Es geht auch darum, das eigentliche Gefahrenpotential, dem unsere Welt ausgesetzt ist, und das in Krisen wie dieser nicht aus dem Gedächtnis verdrängt werden darf, immer wieder zu erkennen. Dazu gehört die in einer konventionellen militärischen Operation stets lauernde Gefahr der Eskalation zum Einsatz nuklearer Mittel. Trotz aller großen Veränderungen in Europa sind Russland und die USA weiterhin die bedeutsamsten Atommächte; sie halten sich nach wie vor mit der Strategie der „gegenseitig gesicherten Vernichtung“ in Schach.
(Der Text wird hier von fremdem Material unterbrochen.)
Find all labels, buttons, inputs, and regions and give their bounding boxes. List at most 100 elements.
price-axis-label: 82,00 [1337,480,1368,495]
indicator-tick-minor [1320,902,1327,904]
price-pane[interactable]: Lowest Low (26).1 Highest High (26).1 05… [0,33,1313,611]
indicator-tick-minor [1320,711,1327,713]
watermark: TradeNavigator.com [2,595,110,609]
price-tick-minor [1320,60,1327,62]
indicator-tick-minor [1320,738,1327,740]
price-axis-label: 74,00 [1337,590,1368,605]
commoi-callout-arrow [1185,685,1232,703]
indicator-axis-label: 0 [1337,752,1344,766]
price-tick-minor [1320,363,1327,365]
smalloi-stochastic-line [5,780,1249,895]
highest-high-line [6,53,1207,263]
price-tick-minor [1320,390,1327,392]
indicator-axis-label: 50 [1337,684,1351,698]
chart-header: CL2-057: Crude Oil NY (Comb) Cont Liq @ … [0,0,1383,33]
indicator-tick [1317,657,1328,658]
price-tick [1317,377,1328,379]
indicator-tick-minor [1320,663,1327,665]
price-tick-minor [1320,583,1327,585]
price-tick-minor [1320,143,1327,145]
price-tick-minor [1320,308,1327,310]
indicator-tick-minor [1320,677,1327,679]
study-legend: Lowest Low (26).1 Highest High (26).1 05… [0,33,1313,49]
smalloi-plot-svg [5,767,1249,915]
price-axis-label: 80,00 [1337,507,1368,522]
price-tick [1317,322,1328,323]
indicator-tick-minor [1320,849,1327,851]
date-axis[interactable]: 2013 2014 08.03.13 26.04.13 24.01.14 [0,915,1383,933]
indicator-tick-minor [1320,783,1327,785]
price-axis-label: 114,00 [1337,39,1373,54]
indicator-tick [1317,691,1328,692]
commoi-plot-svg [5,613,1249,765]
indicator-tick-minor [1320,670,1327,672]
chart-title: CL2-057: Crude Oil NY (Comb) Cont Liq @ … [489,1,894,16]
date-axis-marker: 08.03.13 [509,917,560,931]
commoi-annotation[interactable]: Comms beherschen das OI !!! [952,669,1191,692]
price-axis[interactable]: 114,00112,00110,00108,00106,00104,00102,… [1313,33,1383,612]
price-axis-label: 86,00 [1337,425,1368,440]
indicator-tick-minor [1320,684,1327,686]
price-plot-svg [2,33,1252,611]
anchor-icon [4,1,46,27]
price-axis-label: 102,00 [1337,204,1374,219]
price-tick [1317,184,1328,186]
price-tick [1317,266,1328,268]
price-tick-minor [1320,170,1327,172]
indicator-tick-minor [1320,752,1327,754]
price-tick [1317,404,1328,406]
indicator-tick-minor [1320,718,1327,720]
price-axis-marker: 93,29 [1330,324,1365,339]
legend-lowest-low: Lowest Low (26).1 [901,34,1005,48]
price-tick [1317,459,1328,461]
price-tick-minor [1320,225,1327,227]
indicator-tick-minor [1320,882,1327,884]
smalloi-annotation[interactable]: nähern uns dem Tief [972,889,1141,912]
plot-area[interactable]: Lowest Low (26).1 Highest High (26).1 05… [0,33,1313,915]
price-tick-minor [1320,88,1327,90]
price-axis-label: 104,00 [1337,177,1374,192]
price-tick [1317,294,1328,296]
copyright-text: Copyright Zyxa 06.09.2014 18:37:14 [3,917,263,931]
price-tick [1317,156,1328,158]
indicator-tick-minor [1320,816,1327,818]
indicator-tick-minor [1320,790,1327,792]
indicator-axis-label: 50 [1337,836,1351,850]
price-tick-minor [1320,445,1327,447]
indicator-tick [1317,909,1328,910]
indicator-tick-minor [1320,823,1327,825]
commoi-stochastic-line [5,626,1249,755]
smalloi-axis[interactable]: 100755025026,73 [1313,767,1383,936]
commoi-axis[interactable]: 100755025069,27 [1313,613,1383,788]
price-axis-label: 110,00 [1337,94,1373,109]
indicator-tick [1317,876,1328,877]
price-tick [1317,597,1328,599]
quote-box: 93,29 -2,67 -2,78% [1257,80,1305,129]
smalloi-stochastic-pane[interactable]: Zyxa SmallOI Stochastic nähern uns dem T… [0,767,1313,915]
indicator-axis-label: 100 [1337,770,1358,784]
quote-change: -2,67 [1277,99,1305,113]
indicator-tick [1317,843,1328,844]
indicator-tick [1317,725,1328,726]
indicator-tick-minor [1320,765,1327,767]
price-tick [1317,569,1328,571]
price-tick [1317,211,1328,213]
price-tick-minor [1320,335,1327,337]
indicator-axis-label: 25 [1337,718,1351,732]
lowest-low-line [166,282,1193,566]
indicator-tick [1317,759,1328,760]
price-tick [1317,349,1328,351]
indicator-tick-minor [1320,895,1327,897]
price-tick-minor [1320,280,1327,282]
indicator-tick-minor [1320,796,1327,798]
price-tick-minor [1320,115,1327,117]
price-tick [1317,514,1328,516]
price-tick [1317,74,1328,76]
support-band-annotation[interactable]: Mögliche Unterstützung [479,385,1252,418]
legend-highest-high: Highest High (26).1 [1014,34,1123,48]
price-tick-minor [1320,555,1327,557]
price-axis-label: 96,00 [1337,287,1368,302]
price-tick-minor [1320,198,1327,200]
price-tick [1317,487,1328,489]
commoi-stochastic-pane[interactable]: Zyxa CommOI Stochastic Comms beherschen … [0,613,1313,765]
Michael Stürmer versteht nukleare Waffen als Instrumente politischer Strukturbildung, „denn sie erzwingen Selbstbeschränkung und Souveränitätsverzicht sowie ein hohes Maß an Berechenbarkeit und Vertrauensbildung. Wer diese Grundtatsache menschlicher Existenz vergisst, handelt bei Strafe des Untergangs.“ Die Lösung zur Schaffung entsprechender Strukturen erfordert eine substantielle Verbesserung der Beziehungen zwischen Russland und den USA.